Silvye não desistiu. Fez outra postagem em seguida, na forma de “textão”:

Vou abrir o debate: você concorda com o discurso do Nikolas, em que mulheres trans prejudicam a sua vida? Digo, você realmente acha que o gênero está tirando o lugar de nós, mulheres. Lembrando que, das 18,6 milhões de mulheres agredidas em 2022, parte é de mulheres trans… Eu já noticiei muita mulher trans assassinada e discursos assim só propagam a dor. Eu não votei no PT, mas não posso aceitar o tom de deboche contra o ser humano.

Ao postá-lo, escreveu abaixo: “Boa noite!!! Deus abençoe vcs!!!! Aquele que me perguntou se eu aceito um murro, vai aqui o meu desprezo e denúncia à Polícia Civil…”, desabafou – ela mesma já vítima de violência, por parte de um ex-namorado.

A escrita da deputada pode parecer confusa, mas foi bem entendida por seus seguidores. Que bateram o recorde da anterior (mais de 6,4 mil comentários) e, claro, não cederam: a maioria absoluta reagiu mal à “tentativa” de defesa das mulheres trans e continuaram do lado de Nikolas e seu discurso “conservador”.
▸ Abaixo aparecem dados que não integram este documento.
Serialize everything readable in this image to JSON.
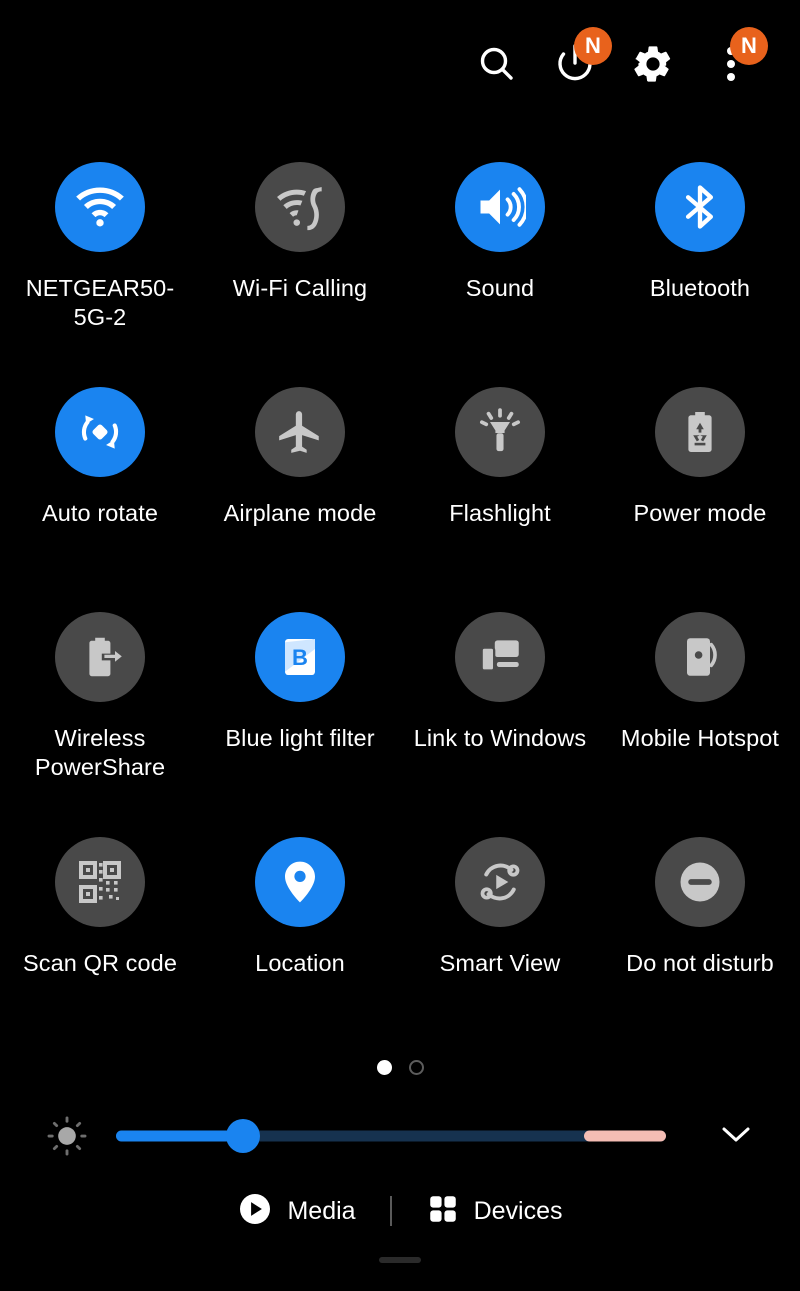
{
  "panel": {
    "title": "Quick settings panel",
    "background_color": "#000000",
    "active_color": "#1a84f0",
    "inactive_color": "#494949",
    "badge_color": "#e8621c"
  },
  "header": {
    "buttons": [
      {
        "name": "search-icon",
        "label": "Search",
        "badge": ""
      },
      {
        "name": "power-icon",
        "label": "Power off",
        "badge": "N"
      },
      {
        "name": "gear-icon",
        "label": "Settings",
        "badge": ""
      },
      {
        "name": "more-options-icon",
        "label": "More options",
        "badge": "N"
      }
    ],
    "badge_text": "N"
  },
  "tiles": [
    {
      "label": "NETGEAR50-5G-2",
      "icon": "wifi-icon",
      "state": "on"
    },
    {
      "label": "Wi-Fi Calling",
      "icon": "wifi-calling-icon",
      "state": "off"
    },
    {
      "label": "Sound",
      "icon": "sound-icon",
      "state": "on"
    },
    {
      "label": "Bluetooth",
      "icon": "bluetooth-icon",
      "state": "on"
    },
    {
      "label": "Auto rotate",
      "icon": "auto-rotate-icon",
      "state": "on"
    },
    {
      "label": "Airplane mode",
      "icon": "airplane-icon",
      "state": "off"
    },
    {
      "label": "Flashlight",
      "icon": "flashlight-icon",
      "state": "off"
    },
    {
      "label": "Power mode",
      "icon": "power-mode-icon",
      "state": "off"
    },
    {
      "label": "Wireless PowerShare",
      "icon": "wireless-powershare-icon",
      "state": "off"
    },
    {
      "label": "Blue light filter",
      "icon": "blue-light-filter-icon",
      "state": "on"
    },
    {
      "label": "Link to Windows",
      "icon": "link-to-windows-icon",
      "state": "off"
    },
    {
      "label": "Mobile Hotspot",
      "icon": "mobile-hotspot-icon",
      "state": "off"
    },
    {
      "label": "Scan QR code",
      "icon": "qr-code-icon",
      "state": "off"
    },
    {
      "label": "Location",
      "icon": "location-pin-icon",
      "state": "on"
    },
    {
      "label": "Smart View",
      "icon": "smart-view-icon",
      "state": "off"
    },
    {
      "label": "Do not disturb",
      "icon": "do-not-disturb-icon",
      "state": "off"
    }
  ],
  "pagination": {
    "total_pages": 2,
    "current_page": 1
  },
  "brightness": {
    "icon": "brightness-icon",
    "value_percent": 23,
    "warm_zone_start_percent": 85,
    "expand_icon": "chevron-down-icon",
    "fill_color": "#1a84f0",
    "track_color": "#16324f",
    "warm_color": "#f4bdb4"
  },
  "bottom_bar": {
    "media_label": "Media",
    "media_icon": "play-circle-icon",
    "devices_label": "Devices",
    "devices_icon": "grid-squares-icon"
  }
}
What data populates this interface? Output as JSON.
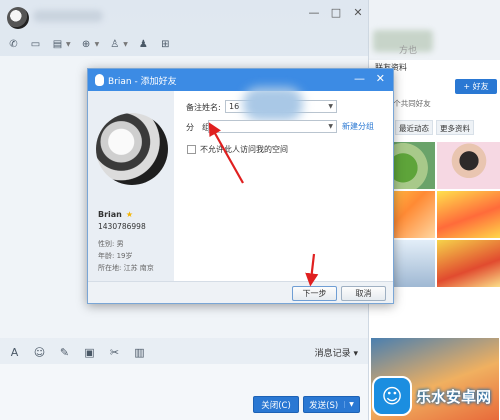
{
  "chat": {
    "window_controls": [
      "—",
      "□",
      "✕"
    ],
    "toolbar_icons": [
      "phone-icon",
      "video-icon",
      "folder-icon",
      "apps-icon",
      "invite-icon",
      "group-icon",
      "share-screen-icon"
    ],
    "input_toolbar_icons": [
      "font-icon",
      "emoji-icon",
      "shake-icon",
      "image-icon",
      "scissors-icon",
      "clipboard-icon"
    ],
    "message_record_label": "消息记录",
    "close_label": "关闭(C)",
    "send_label": "发送(S)"
  },
  "right_panel": {
    "top_name": "方也",
    "friend_info_title": "联友资料",
    "add_friend_label": "+ 好友",
    "mutual_text": "岁 685个共同好友",
    "tabs": [
      "照片",
      "最近动态",
      "更多资料"
    ],
    "active_tab": "照片"
  },
  "dialog": {
    "title": "Brian - 添加好友",
    "remark_label": "备注姓名:",
    "remark_value": "16",
    "group_label": "分　组:",
    "new_group_label": "新建分组",
    "checkbox_label": "不允许此人访问我的空间",
    "checkbox_checked": false,
    "next_label": "下一步",
    "cancel_label": "取消",
    "profile": {
      "name": "Brian",
      "id": "1430786998",
      "gender": "性别: 男",
      "age": "年龄: 19岁",
      "location": "所在地: 江苏 南京"
    }
  },
  "watermark": {
    "text": "乐水安卓网"
  },
  "accent_colors": {
    "primary_blue": "#2a78d3",
    "title_blue": "#3c8be4",
    "arrow_red": "#e02020"
  }
}
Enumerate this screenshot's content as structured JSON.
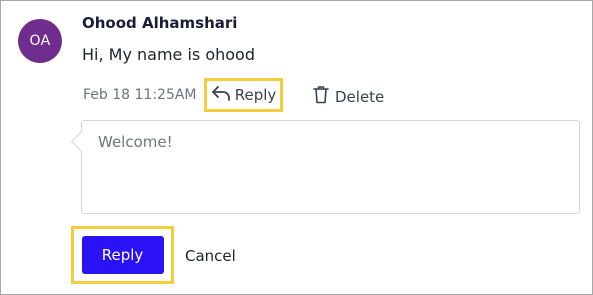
{
  "comment": {
    "avatar_initials": "OA",
    "author": "Ohood Alhamshari",
    "message": "Hi, My name is ohood",
    "timestamp": "Feb 18 11:25AM",
    "actions": {
      "reply_label": "Reply",
      "reply_icon": "reply-arrow-icon",
      "delete_label": "Delete",
      "delete_icon": "trash-icon"
    }
  },
  "reply_form": {
    "value": "Welcome!",
    "submit_label": "Reply",
    "cancel_label": "Cancel"
  },
  "colors": {
    "avatar": "#6f2d8e",
    "primary_button": "#2b11f5",
    "highlight": "#f5cd3a"
  }
}
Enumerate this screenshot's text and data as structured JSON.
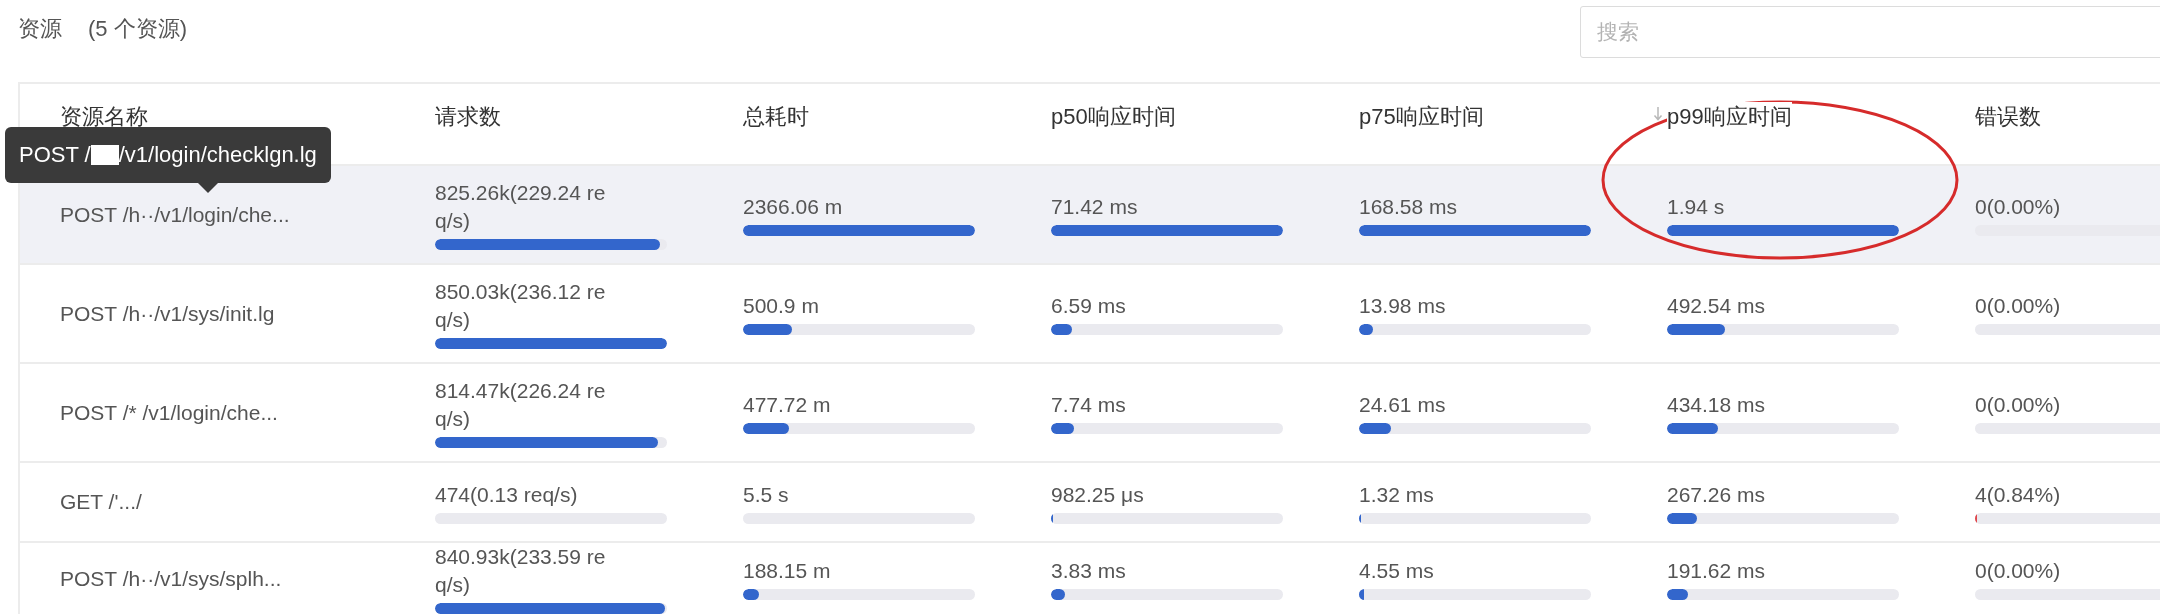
{
  "header": {
    "title": "资源",
    "count": "(5 个资源)"
  },
  "search": {
    "placeholder": "搜索"
  },
  "table": {
    "columns": [
      {
        "label": "资源名称",
        "sorted": false
      },
      {
        "label": "请求数",
        "sorted": false
      },
      {
        "label": "总耗时",
        "sorted": false
      },
      {
        "label": "p50响应时间",
        "sorted": false
      },
      {
        "label": "p75响应时间",
        "sorted": false
      },
      {
        "label": "p99响应时间",
        "sorted": true
      },
      {
        "label": "错误数",
        "sorted": false
      }
    ],
    "rows": [
      {
        "hovered": true,
        "cells": [
          {
            "text": "POST /h··/v1/login/che..."
          },
          {
            "text": "825.26k(229.24 req/s)",
            "level": 0.97
          },
          {
            "text": "2366.06 m",
            "level": 1
          },
          {
            "text": "71.42 ms",
            "level": 1
          },
          {
            "text": "168.58 ms",
            "level": 1
          },
          {
            "text": "1.94 s",
            "level": 1
          },
          {
            "text": "0(0.00%)",
            "level": 0
          }
        ]
      },
      {
        "hovered": false,
        "cells": [
          {
            "text": "POST /h··/v1/sys/init.lg"
          },
          {
            "text": "850.03k(236.12 req/s)",
            "level": 1
          },
          {
            "text": "500.9 m",
            "level": 0.21
          },
          {
            "text": "6.59 ms",
            "level": 0.09
          },
          {
            "text": "13.98 ms",
            "level": 0.06
          },
          {
            "text": "492.54 ms",
            "level": 0.25
          },
          {
            "text": "0(0.00%)",
            "level": 0
          }
        ]
      },
      {
        "hovered": false,
        "cells": [
          {
            "text": "POST /*  /v1/login/che..."
          },
          {
            "text": "814.47k(226.24 req/s)",
            "level": 0.96
          },
          {
            "text": "477.72 m",
            "level": 0.2
          },
          {
            "text": "7.74 ms",
            "level": 0.1
          },
          {
            "text": "24.61 ms",
            "level": 0.14
          },
          {
            "text": "434.18 ms",
            "level": 0.22
          },
          {
            "text": "0(0.00%)",
            "level": 0
          }
        ]
      },
      {
        "hovered": false,
        "cells": [
          {
            "text": "GET /'.../"
          },
          {
            "text": "474(0.13 req/s)",
            "level": 0
          },
          {
            "text": "5.5 s",
            "level": 0
          },
          {
            "text": "982.25 μs",
            "level": 0.01
          },
          {
            "text": "1.32 ms",
            "level": 0.01
          },
          {
            "text": "267.26 ms",
            "level": 0.13
          },
          {
            "text": "4(0.84%)",
            "level": 0.01,
            "color": "#e0474c"
          }
        ]
      },
      {
        "hovered": false,
        "cells": [
          {
            "text": "POST /h··/v1/sys/splh..."
          },
          {
            "text": "840.93k(233.59 req/s)",
            "level": 0.99
          },
          {
            "text": "188.15 m",
            "level": 0.07
          },
          {
            "text": "3.83 ms",
            "level": 0.06
          },
          {
            "text": "4.55 ms",
            "level": 0.02
          },
          {
            "text": "191.62 ms",
            "level": 0.09
          },
          {
            "text": "0(0.00%)",
            "level": 0
          }
        ]
      }
    ]
  },
  "tooltip": {
    "text_before": "POST /",
    "text_after": "/v1/login/checklgn.lg"
  }
}
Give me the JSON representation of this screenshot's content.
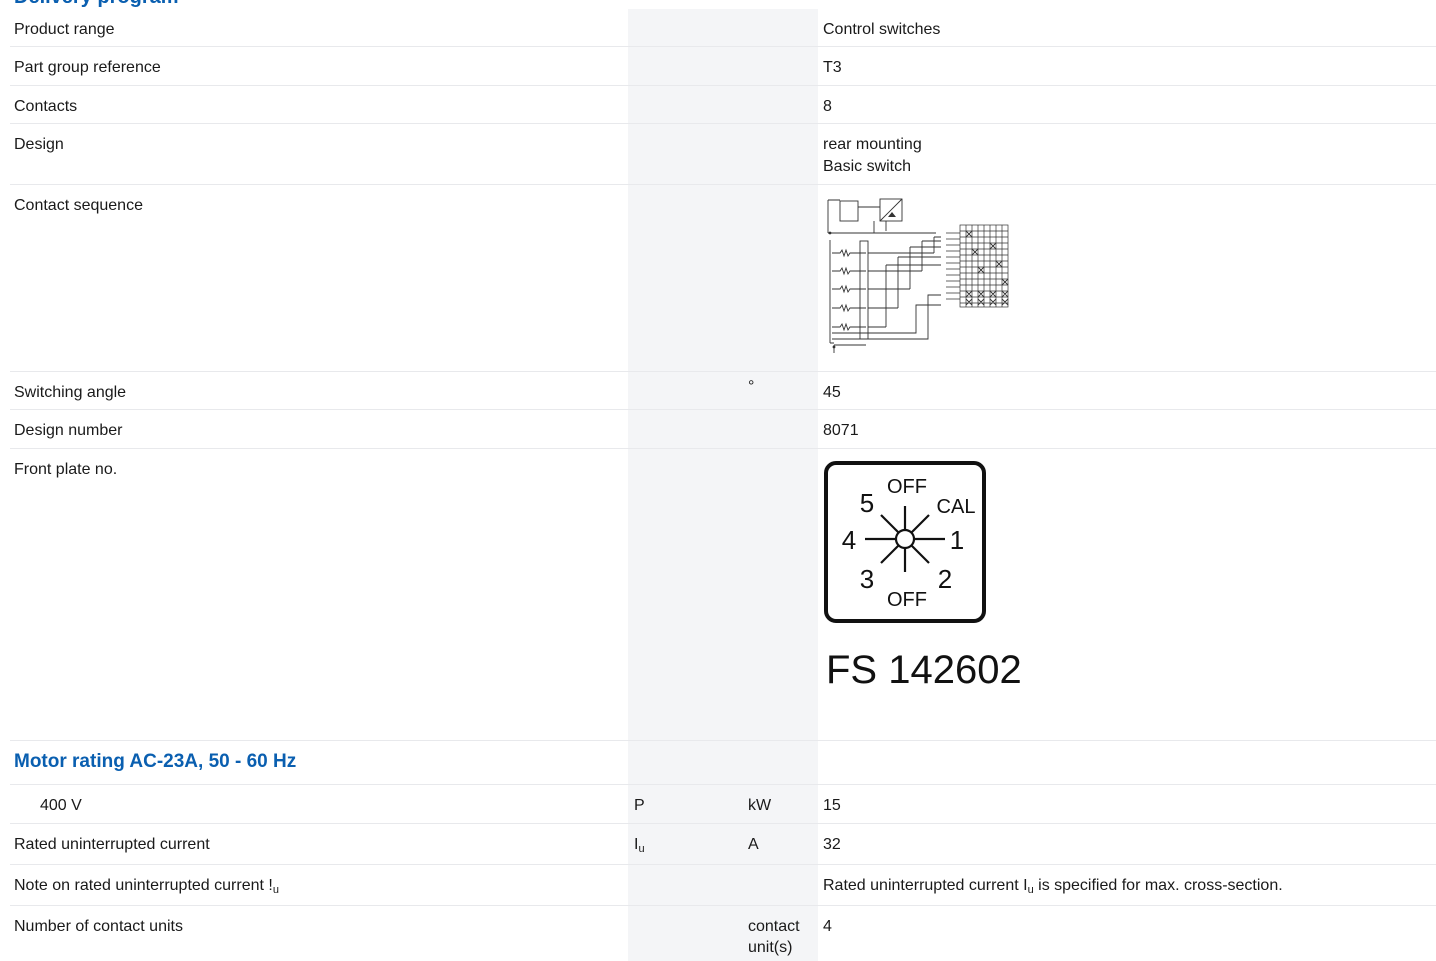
{
  "header": {
    "title": "Delivery program"
  },
  "rows": [
    {
      "label": "Product range",
      "symbol": "",
      "unit": "",
      "value": "Control switches"
    },
    {
      "label": "Part group reference",
      "symbol": "",
      "unit": "",
      "value": "T3"
    },
    {
      "label": "Contacts",
      "symbol": "",
      "unit": "",
      "value": "8"
    },
    {
      "label": "Design",
      "symbol": "",
      "unit": "",
      "value_lines": [
        "rear mounting",
        "Basic switch"
      ]
    },
    {
      "label": "Contact sequence",
      "symbol": "",
      "unit": "",
      "value": ""
    },
    {
      "label": "Switching angle",
      "symbol": "",
      "unit": "°",
      "value": "45"
    },
    {
      "label": "Design number",
      "symbol": "",
      "unit": "",
      "value": "8071"
    },
    {
      "label": "Front plate no.",
      "symbol": "",
      "unit": "",
      "value": ""
    }
  ],
  "front_plate": {
    "positions": [
      "OFF",
      "CAL",
      "1",
      "2",
      "OFF",
      "3",
      "4",
      "5"
    ],
    "caption": "FS 142602"
  },
  "section_motor": {
    "title": "Motor rating AC-23A, 50 - 60 Hz"
  },
  "rows2": [
    {
      "label": "400 V",
      "symbol": "P",
      "unit": "kW",
      "value": "15"
    },
    {
      "label": "Rated uninterrupted current",
      "symbol_main": "I",
      "symbol_sub": "u",
      "unit": "A",
      "value": "32"
    },
    {
      "label_main": "Note on rated uninterrupted current !",
      "label_sub": "u",
      "value_pre": "Rated uninterrupted current I",
      "value_sub": "u",
      "value_post": " is specified for max. cross-section."
    },
    {
      "label": "Number of contact units",
      "symbol": "",
      "unit": "contact unit(s)",
      "value": "4"
    }
  ]
}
De fato, parte da fala do deputado mineiro recordista nacional de votos para a Câmara na última eleição tem pontos que seriam discutíveis – a presença de mulheres trans em disputas esportivas –, mas o fato de ele usar a data de todas as mulheres, para dividi-las umas contra as outras mostra a que serve seu discurso.

Silvye não tem por que mudar de rumo no que pensa – e, pelo que se conhece dela na TV, não mudará. Está na batalha certa com motivos justos: preservar e defender vidas femininas, não importando se de mulheres cis ou trans.

Uma questão, porém, pesa para qualquer um (ou uma) na política: o risco de perda da base eleitoral. A explosão de votos que teve a apresentadora se deveu a uma (boa) aposta de seu partido, o União Brasil, em um eleitorado que tem um determinado perfil e um recorte de universo que nada se aproximam de pautas ligadas aos direitos LGBTQIA+.

Com seu posicionamento, a deputada certamente ganha mais respeito diante da maioria de seus colegas na Câmara e de boa parte da sociedade. Resta fazer a conta dos votos, para ver se o resultado de seu posicionamento digno e humano fecha com o pragmatismo às vezes amoral das urnas.